Watts, the first lieutenant of the Shannon, was killed by the fire of his own ship in a very remarkable manner. He boarded with his captain, with his own hands pulled down the Chesapeake's flag, and hastily bent on the halliards the English ensign, as he thought, above the Stars and Stripes, and then rehoisted it. In the hurry he had bent the English flag under the Stars and Stripes instead of above it, and the gunners of the Shannon, seeing the American stripes going up first, opened fire instantly on the group at the foot of the mizzen-mast, blew the top of their own unfortunate lieutenant's head off with a grape shot, and killed three or four of their own men.

Captain Broke was desperately wounded in a curious fashion. A group of Americans, who had laid down their arms, saw the British captain standing for a moment alone on the break of the forecastle. It seemed a golden chance. They snatched up weapons lying on the deck, and leaped upon him. Warned by the shout of the sentry. Broke turned round to find three of the enemy with uplifted weapons rushing on him. He parried the middle fellow's pike and wounded him in the face, but was instantly struck down with a blow from the butt-end of a musket, which laid bare his skull. He also received a slash from the cutlass of the third man, which clove a portion of skull completely away and left the brain bare. He fell, and was grappled on the deck by the man he had first wounded, a powerful fellow, who got uppermost and raised a bayonet to thrust through Broke. At this moment a British marine came running up, and concluding that the man underneath must be an American, also raised his bayonet to give the coup de grace. "Pooh, pooh, you fool," said Broke in the most matter-of-fact fashion, "don't you know your captain?" whereupon the marine changed the direction of his thrust and slew the American.

The news reached London on July 7, and was carried straight to the House of Commons, where Lord Cochrane was just concluding a fierce denunciation of the Admiralty on the ground of the disasters suffered from the Americans, and Croker, the Secretary to the Admiralty, was able to tell the story of the fight off Boston to the wildly cheering House, as a complete defence of his department. Broke was at once created a Baronet and a Knight of the Bath. In America, on the other hand, the story of the fight was received with mingled wrath and incredulity. "I remember," says Rush, afterwards U.S. Minister at the Court of St. James, "at the first rumour of it, the universal incredulity. I remember how the post-offices were thronged for successive days with anxious thousands; how collections of citizens rode out for miles on the highway to get the earliest news the mail brought. At last, when the certainty was known, I remember the public gloom, the universal badges of mourning. 'Don't give up the ship,' the dying words of Laurence, were on every tongue."

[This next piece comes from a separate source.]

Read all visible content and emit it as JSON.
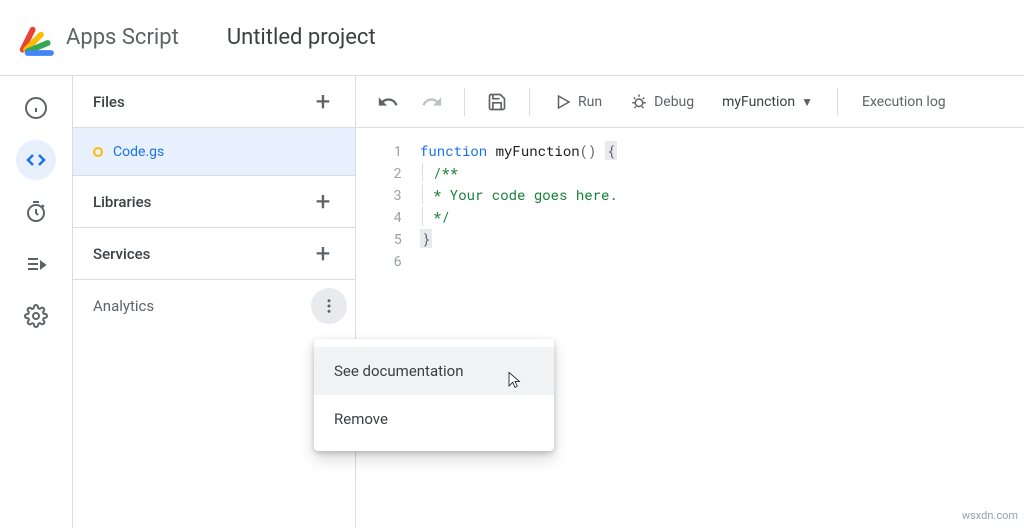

It was a great fight, the most memorable and dramatic sea-duel in naval history. The combatants were men of the same stock, and fought with equal bravery. Both nations, in fact, may be proud of a fight so frank, so fair, so gallant. The world, we may hope, will never witness another Shannon engaged in the fierce wrestle of battle with another Chesapeake, for the Union Jack and the Stars and Stripes are knitted together by a bond woven of common blood and speech and political ideals that grows stronger every year.

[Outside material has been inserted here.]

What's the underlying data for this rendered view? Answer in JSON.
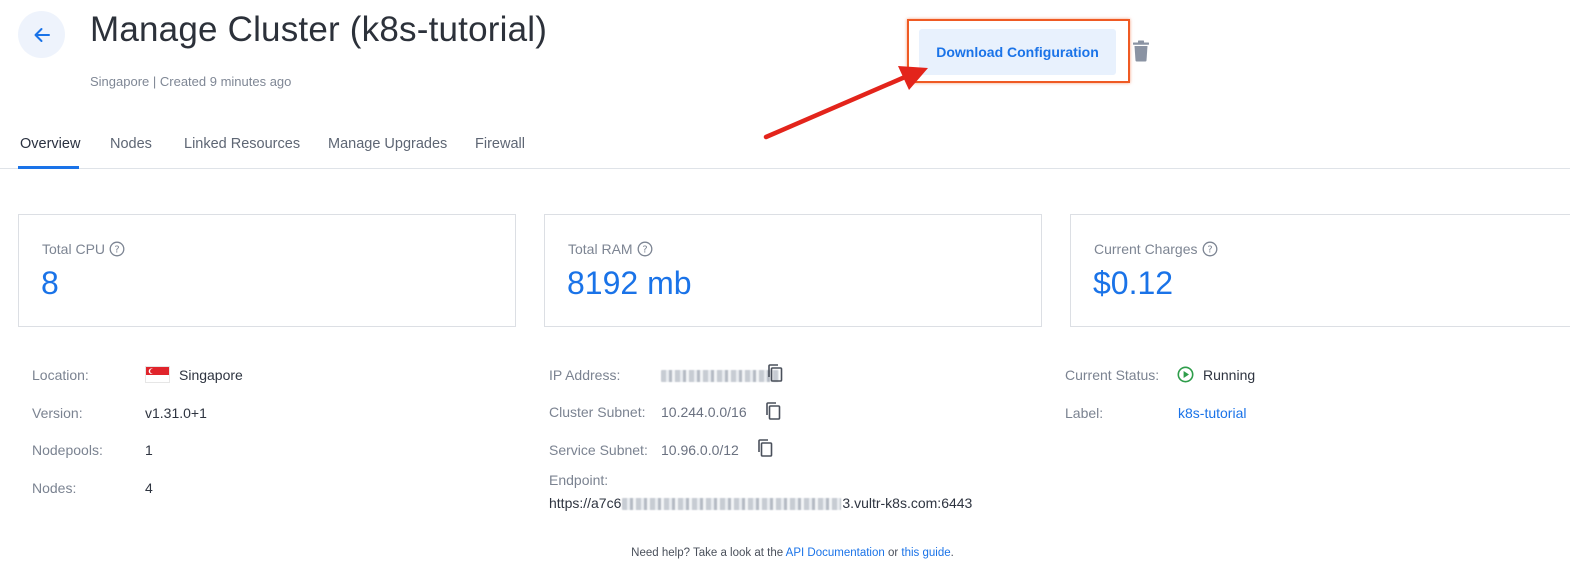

For years the Shannon and the Chesapeake lay peacefully side by side in the Medway, and the two famous ships might well have been preserved as trophies. The Chesapeake was bought by the Admiralty after the fight for exactly L21,314, 11s. 11 1/4d., and six years afterwards she was sold as mere old timber for 500 pounds, was broken up, and to-day stands as a Hampshire flour-mill, peacefully grinding English corn; but still on the mill-timbers can be seen the marks of the grape and round shot of the Shannon.